The Washington Post's Dana Milbank sketches one of Hillary Clinton's campaign stops in Nashua, NH.
By Dana Milbank
Monday, January 7, 2008

NASHUA, N.H., Jan. 6

If Hillary Clinton borrowed any more from Barack Obama's campaign theme of "change" at her rally here, state troopers guarding the entrances would have been compelled to charge her with grand larceny.

"This election," she told 3,000 cheering supporters Sunday, "is about how we bring about change."

She went on to promise to "produce the changes that we desperately yearn for," asserted that she's "been making positive changes in people's lives," reminded the audience that she was busy "creating change in those years in the White House" and offered again to furnish "the change that is necessary."

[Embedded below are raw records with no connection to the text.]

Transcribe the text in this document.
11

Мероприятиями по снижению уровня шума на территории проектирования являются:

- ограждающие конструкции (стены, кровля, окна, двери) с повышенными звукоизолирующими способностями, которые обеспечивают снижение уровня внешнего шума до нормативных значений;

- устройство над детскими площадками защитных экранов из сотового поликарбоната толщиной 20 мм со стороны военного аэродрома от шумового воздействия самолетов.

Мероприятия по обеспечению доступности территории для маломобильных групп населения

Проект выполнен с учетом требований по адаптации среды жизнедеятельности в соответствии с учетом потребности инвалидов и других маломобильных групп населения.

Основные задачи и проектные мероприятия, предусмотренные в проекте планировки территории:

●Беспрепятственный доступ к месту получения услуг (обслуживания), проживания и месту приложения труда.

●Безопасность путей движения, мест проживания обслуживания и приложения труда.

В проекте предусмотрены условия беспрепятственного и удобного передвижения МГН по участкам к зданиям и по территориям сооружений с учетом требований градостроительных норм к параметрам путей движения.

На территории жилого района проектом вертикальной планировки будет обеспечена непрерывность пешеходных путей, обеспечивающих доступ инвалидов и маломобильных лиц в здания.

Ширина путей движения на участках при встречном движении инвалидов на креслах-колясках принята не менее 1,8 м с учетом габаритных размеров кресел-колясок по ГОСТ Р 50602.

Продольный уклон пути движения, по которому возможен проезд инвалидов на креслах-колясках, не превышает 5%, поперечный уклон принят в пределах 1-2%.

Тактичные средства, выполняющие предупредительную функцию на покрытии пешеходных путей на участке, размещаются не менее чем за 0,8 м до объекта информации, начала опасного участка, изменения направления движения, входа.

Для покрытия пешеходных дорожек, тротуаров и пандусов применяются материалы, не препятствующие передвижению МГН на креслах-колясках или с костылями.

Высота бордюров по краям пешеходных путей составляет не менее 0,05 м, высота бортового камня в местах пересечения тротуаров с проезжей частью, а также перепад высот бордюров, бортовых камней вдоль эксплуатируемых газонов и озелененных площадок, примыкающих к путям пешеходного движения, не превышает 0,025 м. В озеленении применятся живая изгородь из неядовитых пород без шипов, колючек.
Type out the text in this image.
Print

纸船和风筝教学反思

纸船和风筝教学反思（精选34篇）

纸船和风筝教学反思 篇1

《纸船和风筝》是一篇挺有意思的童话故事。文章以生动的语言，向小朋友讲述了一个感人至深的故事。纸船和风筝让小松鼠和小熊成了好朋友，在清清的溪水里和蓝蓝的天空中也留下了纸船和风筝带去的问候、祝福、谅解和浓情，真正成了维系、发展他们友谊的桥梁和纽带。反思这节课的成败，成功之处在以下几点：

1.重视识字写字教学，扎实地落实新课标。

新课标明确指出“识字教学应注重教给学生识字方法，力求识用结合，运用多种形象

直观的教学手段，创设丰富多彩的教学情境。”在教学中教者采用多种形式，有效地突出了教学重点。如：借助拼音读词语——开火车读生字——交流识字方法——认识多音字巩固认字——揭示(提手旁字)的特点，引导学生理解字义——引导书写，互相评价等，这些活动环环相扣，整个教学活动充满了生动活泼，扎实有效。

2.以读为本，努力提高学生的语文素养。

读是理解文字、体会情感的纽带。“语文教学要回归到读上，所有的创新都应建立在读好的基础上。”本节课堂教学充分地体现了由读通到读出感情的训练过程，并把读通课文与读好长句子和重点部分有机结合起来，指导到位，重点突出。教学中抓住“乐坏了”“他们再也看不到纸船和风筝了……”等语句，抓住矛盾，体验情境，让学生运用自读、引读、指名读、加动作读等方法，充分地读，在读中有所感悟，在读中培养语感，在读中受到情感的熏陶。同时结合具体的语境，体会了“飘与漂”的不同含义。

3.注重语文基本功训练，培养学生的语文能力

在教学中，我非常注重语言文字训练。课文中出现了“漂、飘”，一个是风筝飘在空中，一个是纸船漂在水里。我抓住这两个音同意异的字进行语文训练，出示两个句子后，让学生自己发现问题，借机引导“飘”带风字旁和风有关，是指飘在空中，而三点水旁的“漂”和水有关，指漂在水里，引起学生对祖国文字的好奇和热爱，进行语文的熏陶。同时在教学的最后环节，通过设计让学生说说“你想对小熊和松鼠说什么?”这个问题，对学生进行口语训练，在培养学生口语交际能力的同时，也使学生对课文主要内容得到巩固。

Those things Obama has done? "That's not change," Clinton said, in a call-and-response chant with the audience. By contrast, Clinton said of her own record: " That is change."

It certainly is: 16 invocations of "change" in the first 10 minutes.

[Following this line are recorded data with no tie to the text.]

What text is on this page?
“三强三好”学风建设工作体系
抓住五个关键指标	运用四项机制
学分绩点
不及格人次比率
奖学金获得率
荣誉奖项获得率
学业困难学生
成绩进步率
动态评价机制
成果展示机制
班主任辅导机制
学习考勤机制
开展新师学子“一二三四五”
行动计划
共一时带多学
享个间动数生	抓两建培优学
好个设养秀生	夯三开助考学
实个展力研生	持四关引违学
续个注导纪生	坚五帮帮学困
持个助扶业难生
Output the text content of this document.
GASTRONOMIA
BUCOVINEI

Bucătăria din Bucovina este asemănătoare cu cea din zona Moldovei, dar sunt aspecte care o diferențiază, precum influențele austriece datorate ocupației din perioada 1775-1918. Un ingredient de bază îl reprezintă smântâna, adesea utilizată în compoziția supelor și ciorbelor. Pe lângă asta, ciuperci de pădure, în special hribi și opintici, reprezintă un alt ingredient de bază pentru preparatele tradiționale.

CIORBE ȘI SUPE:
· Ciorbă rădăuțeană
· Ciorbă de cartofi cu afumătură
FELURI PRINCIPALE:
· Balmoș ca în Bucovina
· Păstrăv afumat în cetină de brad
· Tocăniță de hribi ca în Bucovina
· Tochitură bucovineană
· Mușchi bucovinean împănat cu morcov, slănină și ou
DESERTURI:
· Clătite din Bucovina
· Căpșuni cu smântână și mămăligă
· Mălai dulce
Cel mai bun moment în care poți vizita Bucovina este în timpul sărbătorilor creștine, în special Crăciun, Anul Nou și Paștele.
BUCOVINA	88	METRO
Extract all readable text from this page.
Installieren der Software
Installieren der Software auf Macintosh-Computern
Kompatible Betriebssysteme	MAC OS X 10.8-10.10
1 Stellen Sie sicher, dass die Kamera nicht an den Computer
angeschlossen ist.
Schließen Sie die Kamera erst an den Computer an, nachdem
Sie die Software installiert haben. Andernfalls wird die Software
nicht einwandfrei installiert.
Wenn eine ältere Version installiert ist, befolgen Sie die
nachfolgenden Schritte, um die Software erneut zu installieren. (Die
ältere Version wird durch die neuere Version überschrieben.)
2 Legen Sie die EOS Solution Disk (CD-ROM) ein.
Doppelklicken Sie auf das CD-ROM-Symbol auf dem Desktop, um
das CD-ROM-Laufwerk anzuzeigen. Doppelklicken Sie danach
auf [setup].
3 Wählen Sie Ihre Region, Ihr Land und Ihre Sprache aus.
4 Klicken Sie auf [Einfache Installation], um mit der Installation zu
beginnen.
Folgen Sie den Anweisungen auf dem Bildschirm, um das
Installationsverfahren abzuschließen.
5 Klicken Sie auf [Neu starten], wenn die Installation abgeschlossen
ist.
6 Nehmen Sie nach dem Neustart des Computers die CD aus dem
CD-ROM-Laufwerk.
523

In the presidential race, Clinton has been the most flagrant shoplifter of others' campaign rhetoric. Last week, she cribbed verbatim three of Obama's slogans in a single phrase: "We are fired up and we are ready to go because we know America is ready for change."

But Clinton is hardly the only thief in a primary battle that is overrun with me-tooism. Last week's Iowa caucuses exacerbated the pilfering, as candidates purloined themes that seemed to have worked for their rivals. Obama has stolen Republican John McCain's "straight talk" theme and has made off with numerous phrases belonging to fellow Democrat John Edwards. And Republican Mitt Romney has been openly borrowing the "change" theme from Obama -- or is it from Clinton?

With so much word theft occurring on the campaign trail, the most famous confirmed plagiarist in the race, Sen. Joe Biden (D-Neil Kinnock), couldn't find an opening and had to drop out after his loss in Iowa last week.

Apparently, the theme thievery works. Sen. Bob Menendez (D-N.J.), a Clinton backer, recalled to The Washington Post's Paul Kane how George W. Bush in 2000 stole the mantle of change from McCain. "We all laughed when we saw 'Reformer With Results,' " Menendez said. "We said, 'You gotta be kidding me.' But it worked."

On Saturday, the Boston Globe caught Obama red-handed after the new Democratic front-runner stole words from Edwards. Obama announced that "we shouldn't just be respecting wealth in this country -- we should be respecting work," suspiciously similar to Edwards's line in 2004: "we're going to reward work, not just wealth." Obama also joked about commercials about sexual-performance drugs that "have all these people running around in the fields" -- not unlike Edwards's 2004 joke about the same drugs: "Take it, and the next day you and your spouse will be skipping through the fields."

In his campaign announcement speech, Obama said: "I've been there [Washington] long enough to know that the ways of Washington must change." Four years earlier, Edwards, in his announcement speech, said: "I've spent enough time in Washington to know how much we need to change Washington." Coincidence? Consider that Edwards's 2004 adviser David Axelrod is Obama's 2008 adviser.